Дон Хуан Лусеро глубоко вздохнул, вытащив платок из кармана, вытер пот. Он поджидал Петушка, которого послал в «Семирамиду» разузнать, нет ли новостей из столицы.
Чикле… чакла… чикле… чакла… — ритмично раздавалось у гроба чавканье чиновника, невозмутимо — как жвачное животное — жевавшего чикле, и столь же ритмично чавканью вторило легкое пощелкивание скорлупок арахиса: уроженец Иллинойса, будто прожорливый грызун, уничтожал орех за орехом.

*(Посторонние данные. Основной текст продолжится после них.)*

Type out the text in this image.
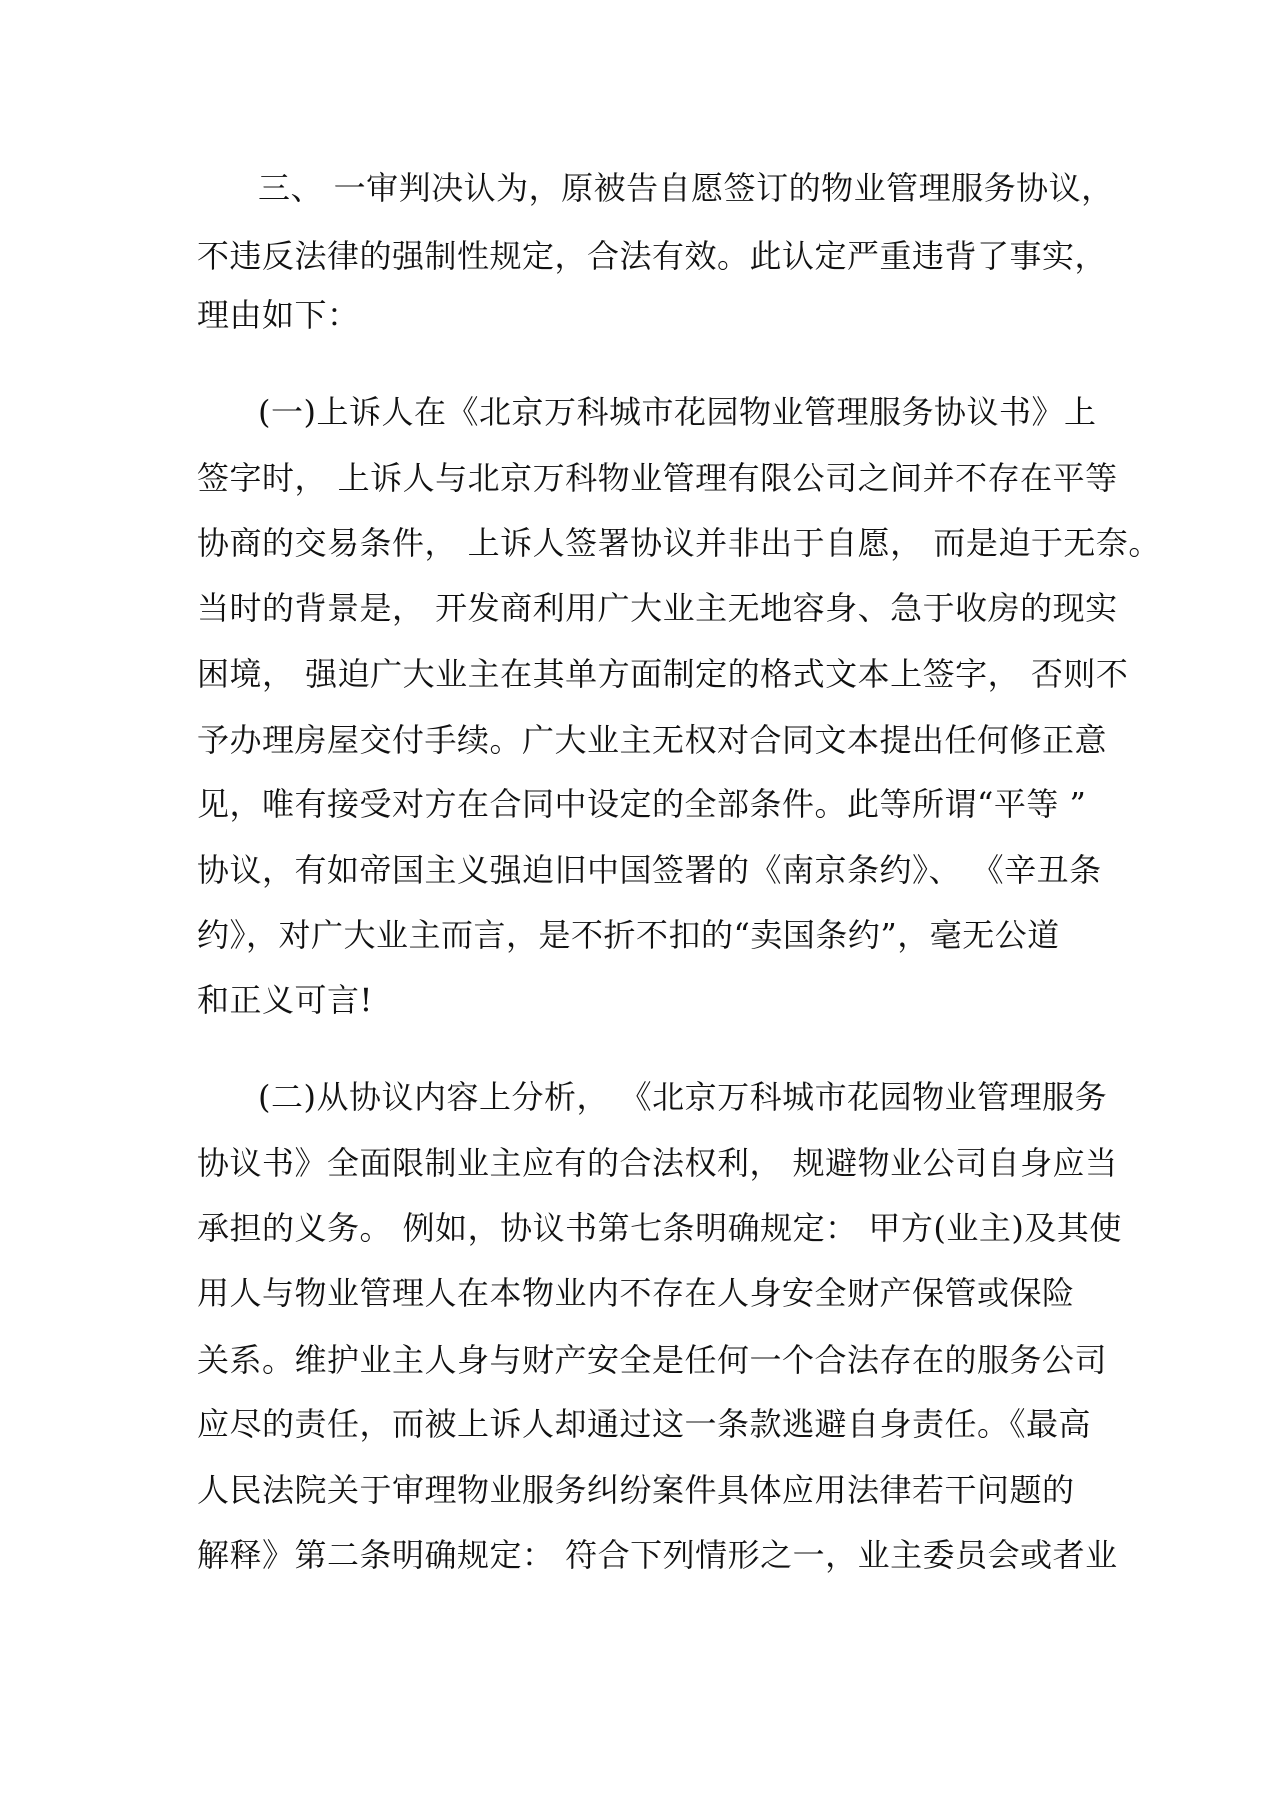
三、 一审判决认为，原被告自愿签订的物业管理服务协议，
不违反法律的强制性规定，合法有效。此认定严重违背了事实，
理由如下：
(一)上诉人在《北京万科城市花园物业管理服务协议书》上
签字时， 上诉人与北京万科物业管理有限公司之间并不存在平等
协商的交易条件， 上诉人签署协议并非出于自愿， 而是迫于无奈。
当时的背景是， 开发商利用广大业主无地容身、急于收房的现实
困境， 强迫广大业主在其单方面制定的格式文本上签字， 否则不
予办理房屋交付手续。广大业主无权对合同文本提出任何修正意
见，唯有接受对方在合同中设定的全部条件。此等所谓“平等 ”
协议，有如帝国主义强迫旧中国签署的《南京条约》、 《辛丑条
约》，对广大业主而言，是不折不扣的“卖国条约”，毫无公道
和正义可言!
(二)从协议内容上分析， 《北京万科城市花园物业管理服务
协议书》全面限制业主应有的合法权利， 规避物业公司自身应当
承担的义务。 例如，协议书第七条明确规定： 甲方(业主)及其使
用人与物业管理人在本物业内不存在人身安全财产保管或保险
关系。维护业主人身与财产安全是任何一个合法存在的服务公司
应尽的责任，而被上诉人却通过这一条款逃避自身责任。《最高
人民法院关于审理物业服务纠纷案件具体应用法律若干问题的
解释》第二条明确规定： 符合下列情形之一，业主委员会或者业
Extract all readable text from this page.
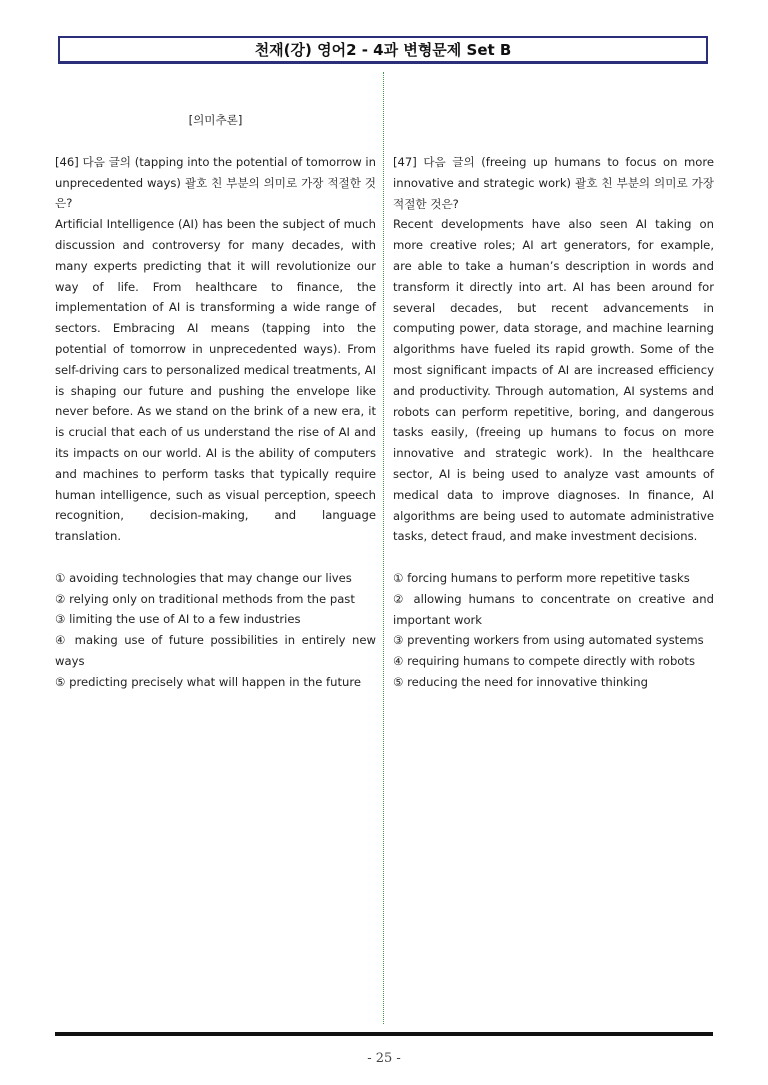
천재(강) 영어2 - 4과 변형문제 Set B
[의미추론]
[46] 다음 글의 (tapping into the potential of tomorrow in unprecedented ways) 괄호 친 부분의 의미로 가장 적절한 것은?
Artificial Intelligence (AI) has been the subject of much discussion and controversy for many decades, with many experts predicting that it will revolutionize our way of life. From healthcare to finance, the implementation of AI is transforming a wide range of sectors. Embracing AI means (tapping into the potential of tomorrow in unprecedented ways). From self-driving cars to personalized medical treatments, AI is shaping our future and pushing the envelope like never before. As we stand on the brink of a new era, it is crucial that each of us understand the rise of AI and its impacts on our world. AI is the ability of computers and machines to perform tasks that typically require human intelligence, such as visual perception, speech recognition, decision-making, and language translation.
① avoiding technologies that may change our lives
② relying only on traditional methods from the past
③ limiting the use of AI to a few industries
④ making use of future possibilities in entirely new ways
⑤ predicting precisely what will happen in the future
[47] 다음 글의 (freeing up humans to focus on more innovative and strategic work) 괄호 친 부분의 의미로 가장 적절한 것은?
Recent developments have also seen AI taking on more creative roles; AI art generators, for example, are able to take a human’s description in words and transform it directly into art. AI has been around for several decades, but recent advancements in computing power, data storage, and machine learning algorithms have fueled its rapid growth. Some of the most significant impacts of AI are increased efficiency and productivity. Through automation, AI systems and robots can perform repetitive, boring, and dangerous tasks easily, (freeing up humans to focus on more innovative and strategic work). In the healthcare sector, AI is being used to analyze vast amounts of medical data to improve diagnoses. In finance, AI algorithms are being used to automate administrative tasks, detect fraud, and make investment decisions.
① forcing humans to perform more repetitive tasks
② allowing humans to concentrate on creative and important work
③ preventing workers from using automated systems
④ requiring humans to compete directly with robots
⑤ reducing the need for innovative thinking
- 25 -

— Телеграмма адресована матери, а уж она постарается сохранить ее в тайне, примет меры, чтобы Мейкер Томпсон ничего не узнал.
— Вы полагаете?.. — Услышанное дон Хуанчо воспринял как лекарство — всегда эти гринго придавали ему сил — они хоть и плохо говорили по-испански, но неизменно с таким апломбом, с такой самоуверенностью, что так и чудилось, будто не слова они произносили, а выкладывали деловые бумаги, одну за другой.
— Я не полагаю, мистер Лусеро, я в этом уверен. — Сквозь очки в золотой оправе на него глядели живые глазки старшего интенданта, который не переставал двигать челюстями и, перекатывая во рту кусок табака, собирался продолжить разговор. — Вы же знаете, что старик возражал против отъезда мальчика из Чикаго.